A nivel nacional, el panorama no mejora; al contrario, se agranda. Desde escándalos de corrupción en Pemex hasta desvíos en programas sociales federales, la historia se replica con nombres nuevos pero métodos idénticos. En la actualidad, otra vez la burra al trigo: casos frescos, con protagonistas que ayer juraban transparencia y hoy navegan en yates comprados con fondos públicos. He cubierto investigaciones que destapan redes de influencias que tejen desde el Congreso hasta las secretarías, donde un llamado telefónico basta para torcer licitaciones o archivar expedientes. Y mientras el país arde en desigualdad, ellos brindan en fiestas exclusivas, impunes como dioses menores.

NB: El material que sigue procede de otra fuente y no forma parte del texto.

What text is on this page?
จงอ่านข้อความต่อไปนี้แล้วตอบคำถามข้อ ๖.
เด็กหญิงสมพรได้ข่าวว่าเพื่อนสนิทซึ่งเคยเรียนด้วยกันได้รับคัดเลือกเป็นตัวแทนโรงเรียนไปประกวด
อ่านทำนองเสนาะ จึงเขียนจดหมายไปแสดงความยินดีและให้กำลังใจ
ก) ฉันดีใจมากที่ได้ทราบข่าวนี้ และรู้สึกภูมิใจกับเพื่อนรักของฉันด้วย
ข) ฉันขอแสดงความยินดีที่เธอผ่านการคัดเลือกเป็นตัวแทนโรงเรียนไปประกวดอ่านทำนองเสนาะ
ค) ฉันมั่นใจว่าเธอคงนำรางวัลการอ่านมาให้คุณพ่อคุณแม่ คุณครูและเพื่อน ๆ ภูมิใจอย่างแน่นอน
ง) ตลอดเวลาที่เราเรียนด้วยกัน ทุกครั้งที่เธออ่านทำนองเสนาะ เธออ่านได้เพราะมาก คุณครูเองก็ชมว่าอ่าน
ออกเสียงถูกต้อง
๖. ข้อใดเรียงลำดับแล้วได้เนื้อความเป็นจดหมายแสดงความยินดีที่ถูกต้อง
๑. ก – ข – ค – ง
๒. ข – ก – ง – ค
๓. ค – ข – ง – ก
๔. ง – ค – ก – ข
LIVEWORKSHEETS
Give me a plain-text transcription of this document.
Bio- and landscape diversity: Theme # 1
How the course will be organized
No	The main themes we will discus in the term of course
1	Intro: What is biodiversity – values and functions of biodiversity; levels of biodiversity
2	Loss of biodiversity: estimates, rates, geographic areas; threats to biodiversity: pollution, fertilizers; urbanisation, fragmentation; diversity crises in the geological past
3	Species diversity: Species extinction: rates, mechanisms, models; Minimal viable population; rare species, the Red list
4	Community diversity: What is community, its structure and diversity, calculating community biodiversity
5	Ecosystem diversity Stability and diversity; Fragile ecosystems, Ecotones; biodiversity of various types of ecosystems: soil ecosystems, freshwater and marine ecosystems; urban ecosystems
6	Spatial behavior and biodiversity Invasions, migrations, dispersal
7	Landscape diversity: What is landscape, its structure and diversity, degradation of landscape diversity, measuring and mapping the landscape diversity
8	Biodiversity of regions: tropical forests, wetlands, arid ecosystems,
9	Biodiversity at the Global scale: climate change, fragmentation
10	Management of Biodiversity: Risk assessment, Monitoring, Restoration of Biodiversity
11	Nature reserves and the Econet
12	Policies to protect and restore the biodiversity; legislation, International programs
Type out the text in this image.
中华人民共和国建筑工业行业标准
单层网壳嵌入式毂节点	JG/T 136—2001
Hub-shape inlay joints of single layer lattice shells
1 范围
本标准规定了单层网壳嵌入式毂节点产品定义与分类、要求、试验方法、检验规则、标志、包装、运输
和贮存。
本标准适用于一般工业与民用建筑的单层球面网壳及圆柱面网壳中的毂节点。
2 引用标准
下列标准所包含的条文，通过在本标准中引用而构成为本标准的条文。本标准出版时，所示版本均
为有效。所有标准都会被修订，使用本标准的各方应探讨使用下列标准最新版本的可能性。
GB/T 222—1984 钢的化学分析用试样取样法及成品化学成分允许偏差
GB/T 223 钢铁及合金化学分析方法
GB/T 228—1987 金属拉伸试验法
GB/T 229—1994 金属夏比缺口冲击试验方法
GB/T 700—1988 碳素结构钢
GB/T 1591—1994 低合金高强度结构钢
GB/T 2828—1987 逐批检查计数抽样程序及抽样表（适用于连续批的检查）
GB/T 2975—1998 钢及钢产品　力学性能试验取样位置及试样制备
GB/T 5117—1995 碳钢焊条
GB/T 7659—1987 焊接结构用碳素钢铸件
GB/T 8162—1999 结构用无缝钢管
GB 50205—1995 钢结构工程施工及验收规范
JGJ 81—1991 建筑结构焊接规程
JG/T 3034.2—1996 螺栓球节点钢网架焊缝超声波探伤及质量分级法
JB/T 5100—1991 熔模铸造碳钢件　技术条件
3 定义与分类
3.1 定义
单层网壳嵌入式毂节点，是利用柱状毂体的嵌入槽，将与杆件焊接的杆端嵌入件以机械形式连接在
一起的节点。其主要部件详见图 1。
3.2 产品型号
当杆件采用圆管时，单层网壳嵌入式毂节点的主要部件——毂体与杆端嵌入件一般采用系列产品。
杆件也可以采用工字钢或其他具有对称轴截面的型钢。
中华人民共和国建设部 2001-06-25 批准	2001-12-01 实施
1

Los medios de comunicación independientes, ese último bastión de contrapeso en tiempos de narrativas oficiales, publican día tras día reportajes con pruebas documentales irrebatibles: correos electrónicos filtrados, facturas falsificadas, declaraciones patrimoniales que no cuadran. Somos el faro en la tormenta, el recordatorio incómodo de que el poder no es un cheque en blanco. Pero ¿de qué sirve el destello si nadie enciende la linterna de la justicia? Nuestras investigaciones se convierten en ecos en redes sociales, compartidos por miles, pero ignorados por quienes deberían actuar. Es frustrante ver cómo el periodismo valiente choca contra un muro de indiferencia institucional.
Detrás de esta parálisis late un ambiente de encubrimiento palpable, un contubernio sutil entre quienes detentan el poder y los señalados que, un día sí y otro también, emergen en los titulares. Casos sonados —aquellos que polarizan mesas de café y timelines— se diluyen en promesas de “investigación exhaustiva” que nunca concluyen. ¿Casualidad? No lo creo. Hay pactos no escritos, lealtades cruzadas que trascienden administraciones y partidos, un club exclusivo donde la rendición de cuentas es un lujo para los demás. En este ecosistema, el denunciante es el villano, el investigado el héroe silente, y la verdad, un estorbo prescindible.
Todo esto me arrastra de vuelta a las palabras inmortales de Don Roberto Blanco Moheno, ese gran cronista mexicano que, desde el más allá, debe sonreír con amargura: “En México, pasa todo y no pasa nada”. Su frase no es solo un lamento; es un diagnóstico clínico de nuestra realidad. Mientras no rompamos el ciclo —con denuncias valientes, fiscalías autónomas y una sociedad que exija sin tregua—, seguiremos atrapados en esta danza macabra de la impunidad. Ojalá estas líneas sirvan de chispa, aunque sea mínima, para que un día, por fin, algo pase. Porque en el fondo, sabemos que puede pasar.